Im Himmel muss es schön sein, dessen bin ich mir sicher. Und wenn es einen Vorhimmel gibt, dann befinde ich mich jetzt darin, hier im St. Urban. Meine Engel sind die Angestellten und meine Mitbewohner. Ich schätze mich sehr glücklich, hier sein zu dürfen. Ich geniesse den freundlichen Kontakt und ebenso die Möglichkeit des Rückzugs. Meine Frau ist vor 25 Jahren verstorben und seither lebte ich alleine. Da fühlt man sich manchmal schon einsam. Obwohl, ich kann gut mit mir allein sein.

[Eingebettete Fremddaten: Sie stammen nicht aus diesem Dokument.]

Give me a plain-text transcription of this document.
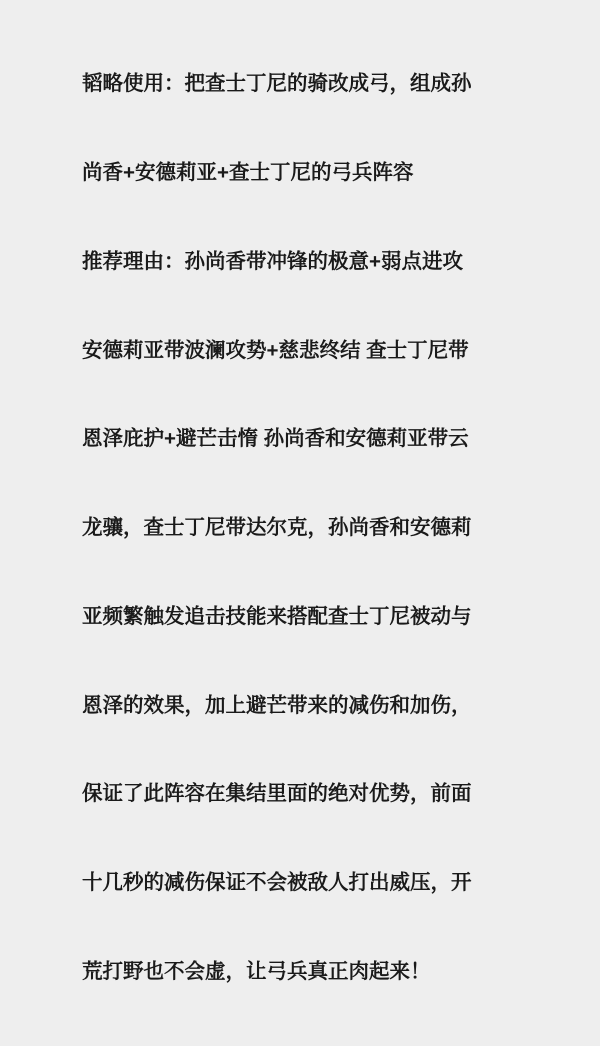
韬略使用：把查士丁尼的骑改成弓，组成孙

尚香+安德莉亚+查士丁尼的弓兵阵容

推荐理由：孙尚香带冲锋的极意+弱点进攻

安德莉亚带波澜攻势+慈悲终结 查士丁尼带

恩泽庇护+避芒击惰 孙尚香和安德莉亚带云

龙骧，查士丁尼带达尔克，孙尚香和安德莉

亚频繁触发追击技能来搭配查士丁尼被动与

恩泽的效果，加上避芒带来的减伤和加伤，

保证了此阵容在集结里面的绝对优势，前面

十几秒的减伤保证不会被敌人打出威压，开

荒打野也不会虚，让弓兵真正肉起来！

Mit meinen Büchern und meinen Gedanken. - Ich weiss nicht, wie andere Menschen denken. Doch ich denke in Bildern. Wenn mir jemand etwas erzählt, wenn ich lese oder nachdenke, dann läuft immer ein ganzer Film vor meinem inneren Auge ab. Manchmal sind es auch nur Sequenzen, einzelne Bilder, wie Puzzlestücke, die dann irgendwann ein Bild ergeben – oder auch nicht.

Ich bin vor einigen Monaten nach einem Spitalaufenthalt im St. Urban gelandet. Ich weiss, es hat diesen Spitalaufenthalt gebraucht, damit ich mich fürs Altersheim entscheiden konnte. Es ist der beste Entscheid, den ich seit langem getroffen habe.

Ich bin 86 Jahre alt und körperlich wieder ziemlich fit. Mir ist es wichtig, beweglich in jeglicher Hinsicht zu bleiben. Bewegung ist so elementar wie Essen oder Trinken. Wer rastet, der rostet! Und so stehe ich täglich um 5 Uhr auf und absolviere eine Stunde lang meine Turnübungen.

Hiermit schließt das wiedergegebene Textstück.